Thursday, October 21, 2010

Update from the farm & this week's box

(more of these little gals coming soon!)

This past week was a very busy one around the farm! The pigs went to market, Jeff took a field trip to nearby trout farm, mushroom farm & lamb processing facility, and our crew had their last day with us today. Like spring, fall time is a season of slowing down, business planning, education and planting garlic for the 2011 season.

The next few weeks, Jeff will lead manager and worker on our fall CSA. He'll also be actively preparing the animals' shelter for winter and getting new chicks to increase our chicken population. Join us on Facebook to continue to watch the structures come to life and the farm continue through the winter.

In the meantime, we'll have eggs available throughout the winter in the long, white barn at the farm (please let us know if you need more information) as well as for sale at this week's CSA pick ups. (in Grayslake, please ask at the farm stand if you're interested)

Finally in this week's box, you'll find a variety of sweet greens (our greens love all of these frosts we've received) and items that we started as transplants early this season (e.g., celeriac). Enjoy your share this week!

Best, J&J


Spinach

Broccoli

Stir Fry Mix - A popular addition to a stir fry (add as one of the last additions), this mix includes items such as Hon Tsai Tai, Komatsuna, Red Russian kale, Southern Giant and Red Giant mustards, and Tatsoi for great flavor and color.

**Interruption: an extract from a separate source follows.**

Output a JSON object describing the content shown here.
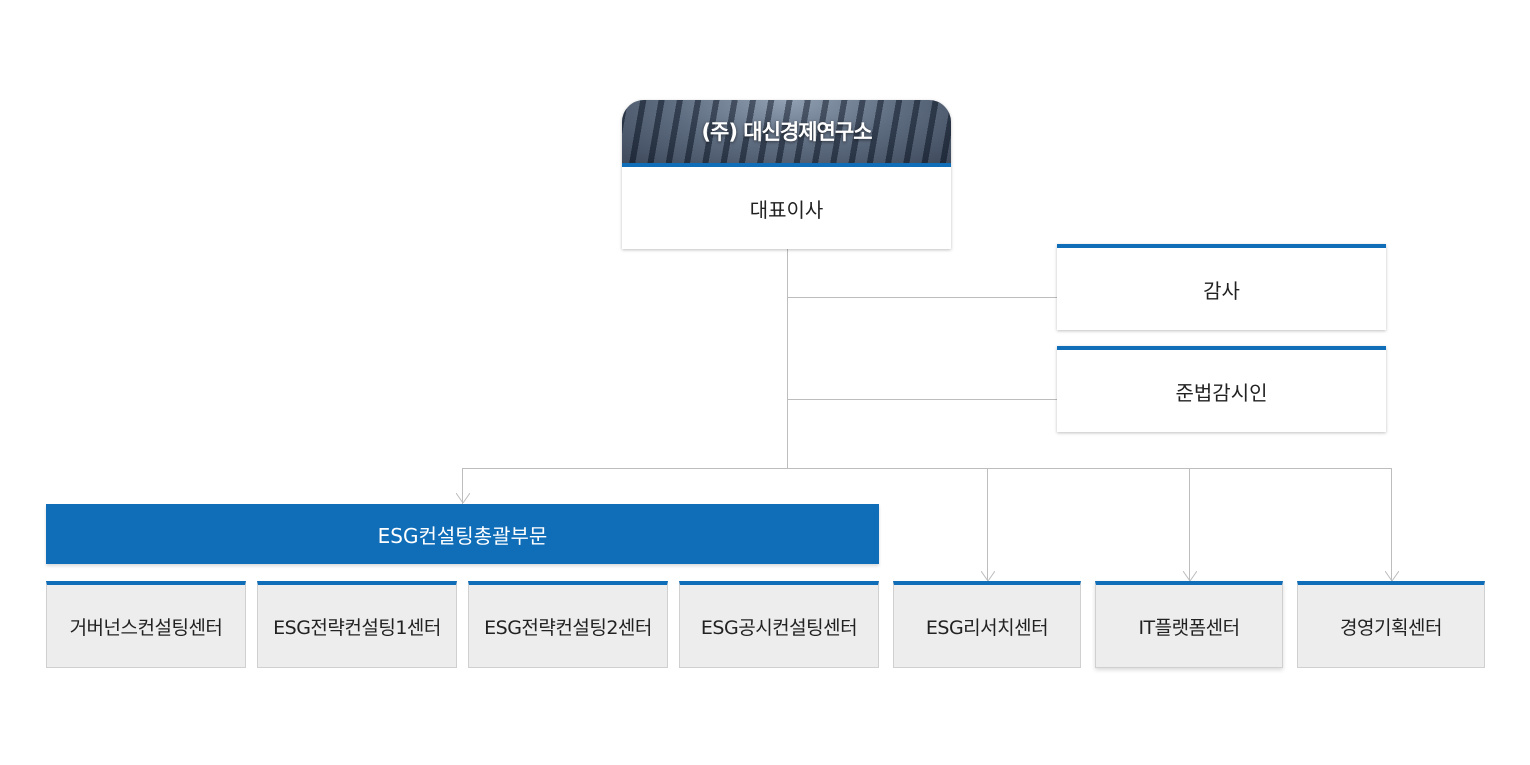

Haruki Turnips (sweet salad turnips)- A favorite at our markets this year, try these raw, chopped in a salad or lightly sautéed in butter.

Red & Green Bibb Lettuce

Mixed Beet Bunch - In this mixed beet bunch, you'll likely find a mixture of red, bull's blood (deep red) and chioggia (pink) beets.. Don't throw away their tops/greens! They are delicious (bull's blood beets are known for their delicious tops). Here's a recipe for preparing them -- then, we always throw the beets on top for a great beet side dish.

Beet Greens

While this recipe calls for discarding the stems, if you want you can use them too if they aren't too woody. Just cut them into 1-inch segments and add them to the onions after the onions have been cooking for a minute.

INGREDIENTS

  • 1 pound beet greens
  • 1 strip of thick cut bacon, chopped (or a tablespoon of bacon fat)
  • 1/4 cup chopped onion
  • 1 large garlic clove, minced
  • 3/4 cup of water
  • 1 Tbsp granulated sugar
  • 1/4 teaspoon crushed red pepper flakes
  • 1/6 cup of cider vinegar

METHOD

1 Wash the greens in a sink filled with cold water. Drain greens and wash a second time. Drain greens and cut away any heavy stems. Cut leaves into bite-sized pieces. Set aside.

2 In a large skillet or 3-qt saucepan, cook bacon until lightly browned on medium heat (or heat 1 Tbsp of bacon fat). Add onions, cook over medium heat 5 to 7 minutes, stirring occassionally, until onions soften and start to brown. Stir in garlic. Add water to the hot pan, stirring to loosen any particles from bottom of pan. Stir in sugar and red pepper. Bring mixture to a boil.

3 Add the beet greens, gently toss in the onion mixture so the greens are well coated. Reduce heat to low, cover and simmer for 5-15 minutes until the greens are tender. Stir in vinegar. (For kale or collard greens continue cooking additional 20 to 25 minutes or until desired tenderness.)

Serves 4. (SimplyRecipes.com)


Cabbage - Even though we're not Irish, we still love our Corned Beef and Cabbage. Here's a classic recipe that is perfect for a lazy, fall Sunday.

Celeriac (celery root) - Here's a great article about this "unsung frog prince" of winter veggies. We love it as an addition to our smashed potatoes, which is nicely paired with pulled pork braised in apple cider. This was a menu we put together for a farm benefit we threw last year to raise money for a friend, and the combination was as memorable as the event!

Celery - A note from last week's newsletter and a few storage tips: To store celery, place it in a sealed container or wrap it in a plastic bag or damp cloth and store it in the refrigerator. If you are storing cut or peeled celery, ensure that it is dry and free from water residue, as this can drain some of its nutrients. Freezing will make celery wilt and should be avoided unless you will be using it in a future cooked recipe.